(1.) ON 13th February 1929 defendant 2 mortgaged his absolute occupancy field to the plaintiffs for Rs. 1000. On 4th November 1930 the landlord obtain-ed a decree for Rs. 107-3-9 including costs against defendant 2 for arrears of rent. The field was sold in execution of this decree and purchased by defendants 1 and 3 for Rs. 510 on 28th November 1931. The plaintiffs have now sued to enforce their mortgage, and the main question in dispute is whether the field was sold free from encumbrances. Section 9(1), C.P. Tenancy Act, (provides that the rent of a holding of an absolute occupancy tenant shall be a first charge thereon and that such holding shall be liable to sale for the satisfaction of such charge in execution of a decree for rent against the tenant, and Sub-section(3) provides that any person claiming an interest in the holding may deposit in the Court executing a decree for rent on account of such holding the amount due under such decree and such deposit shall be credited in satisfaction of such decree. The plaintiffs, therefore, as mortgagees, could have deposited the amount due under the rent decree and thus have saved the property from being sold in execution. They did not do so and it is now contended that they cannot enforce their mortgage as the property was sold free from encumbrances at the execution sale.
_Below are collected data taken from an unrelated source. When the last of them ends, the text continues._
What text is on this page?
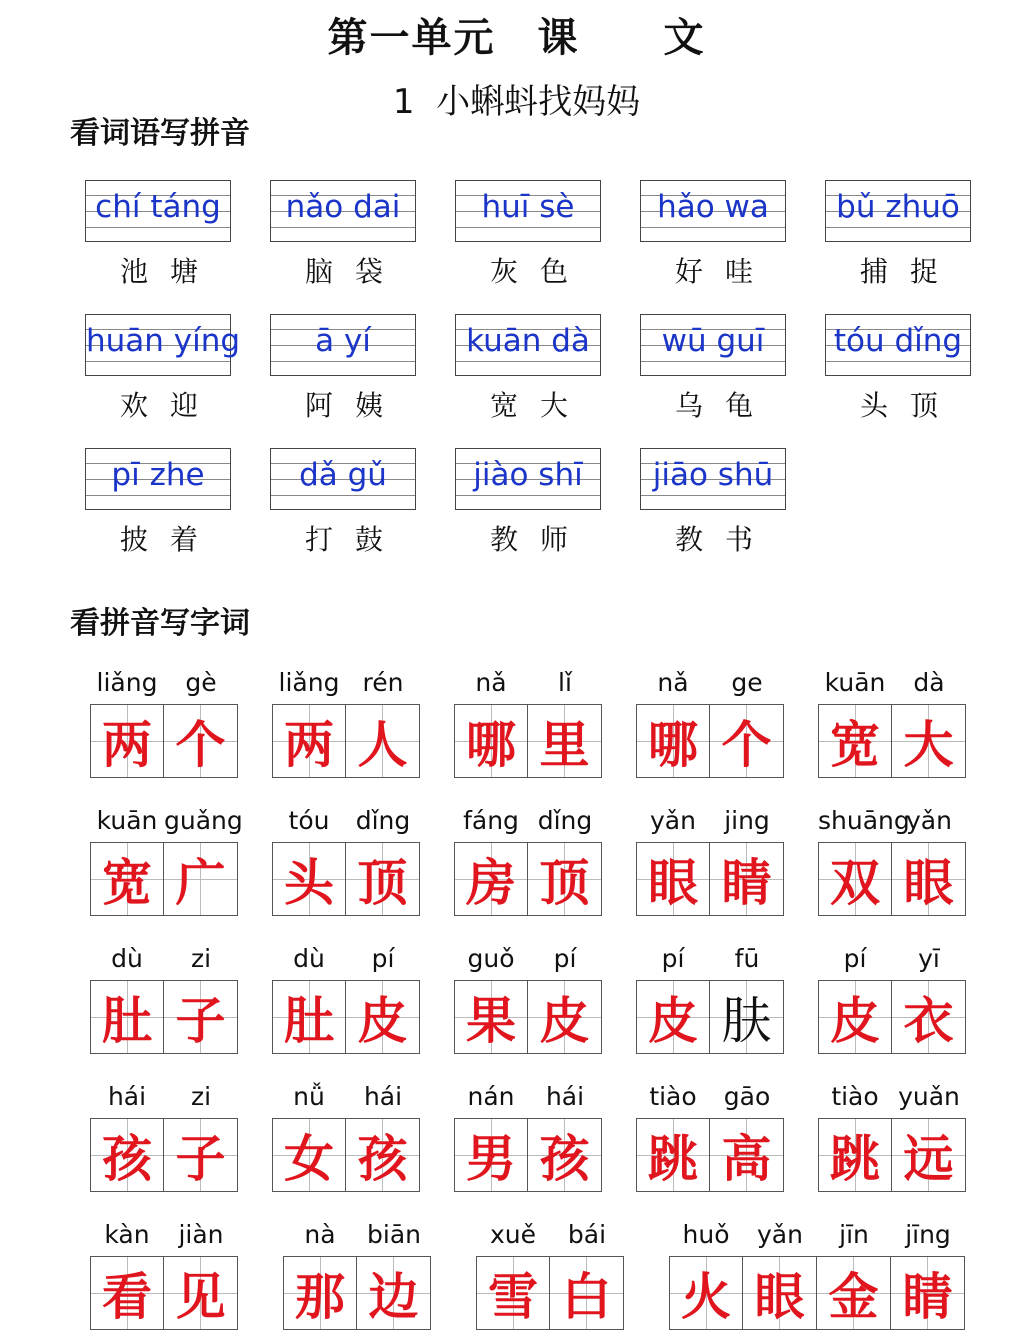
第一单元　课　　文
1  小蝌蚪找妈妈
看词语写拼音
chí táng
池塘
nǎo dai
脑袋
huī sè
灰色
hǎo wa
好哇
bǔ zhuō
捕捉
huān yíng
欢迎
ā yí
阿姨
kuān dà
宽大
wū guī
乌龟
tóu dǐng
头顶
pī zhe
披着
dǎ gǔ
打鼓
jiào shī
教师
jiāo shū
教书
看拼音写字词
liǎng	gè
两 个
liǎng rén
两 人
nǎ	lǐ
哪 里
nǎ	ge
哪 个
kuān	dà
宽 大
kuān guǎng
宽 广
tóu	dǐng
头 顶
fáng dǐng
房 顶
yǎn	jing
眼 睛
shuāng
yǎn
双 眼
dù	zi
肚 子
dù	pí
肚 皮
guǒ	pí
果 皮
pí	fū
皮 肤
pí	yī
皮 衣
hái	zi
孩 子
nǚ	hái
女 孩
nán	hái
男 孩
tiào	gāo
跳 高
tiào yuǎn
跳 远
kàn	jiàn
看 见
nà	biān
那 边
xuě	bái
雪 白
huǒ	yǎn	jīn	jīng
火 眼 金 睛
(2.) IN support of this contention we have been referred to the opinion of Sir B.K. Bose which is printed at p. 191 of Barway's Law of Tenancy. On the other hand there is the decision of Kinkhede A.J.C. in Asaram v. Kanchedilal AIR 1927 Nag 119 and of Gruer J. in Ganba v. Ganpatsao Second Appeal No. 339 of 1934 that an absolute occupancy field which has been sold in execution of a rent decree is not sold free from encumbrances. This view is accepted in Barway's Law of Tenancy, in Brahmarakshas's C.P. Tenancy Act, and impliedly in Kathalay's Land Revenue Act at page 531. What was sold in execution of the rent decree was the interest of the judgment-debtor and he held the holding subject to the mortgage which he had created. The ordinary principle is that a purchaser cannot get a better title than that possessed by his vendor, and, in the absence of any specific provision, I think that it must be held that the holding was not sold free from encumbrances. In Section 138, C.P. Land Revenue Act of 1917, it is specifically provided that any estate, mahal, share or land sold for arrears of land revenue due in respect thereof shall be sold free from encumbrances, but there is no such provision in Section 9, C.P. Tenancy Act, which was passed only three years later. If the Legislature had intended that an absolute occupancy holding sold in execution of a rent decree should be sold free from encumbrances, it would have been very easy for it to say so and, in the absence of such provision I think that it must be held that it is not sold free from encumbrances. The appellants took the objection that the mortgage deed had not been properly attested. Punjaji (P.W. 1), one of the attesting witnesses, said that the executant signed in their presence and that then he and the other attesting witness then attested it. It is clearly implied that the attesting witnesses attested in the presence of the executant, and this point was apparently not argued in the lower Appellate Court, nor does it form a ground of appeal in this Court. I think that there is no substance in it.
(3.) I agree and would add a few observations. Under the Tenancy Act of 1898 it was provided in Section 43 that the rent of the holding of an absolute occupancy tenant should be the first charge on that holding which should, subject to the other provisions of that Act, be liable to sale in execution of a decree for arrears of the rent thereof. It was held in Bhagwandass v. Tarachand (1901) 14 CPLR 17 at p. 19 that the word 'charge' had much the same meaning as the same word used in Section 100, T.P. Act. It was decided that it was open to a landlord to institute a suit for the sale of the property charged in which case all persons having an interest in the said property must be joined as parties and that if a decree for sale were obtained and the holding sold in pursuance of that decree then the purchaser would undoubtedly take the holding free from all incumbrances. Under Section 9 of the Act now in force a simplified procedure is allowed. It is provided that notwithstanding anything contained in Section 100, T.P. Act, 1882, and Order 34, Schedule I, Civil P.C., 1908, such holding shall be liable to sale for the satisfaction of the charge for rent in execution of a decree for rent against the tenant whether such decree orders such sale or not; while Sub-section (3) provides that any person claiming an interest in the holding may deposit in the Court executing a decree for rent the amount due under such decree.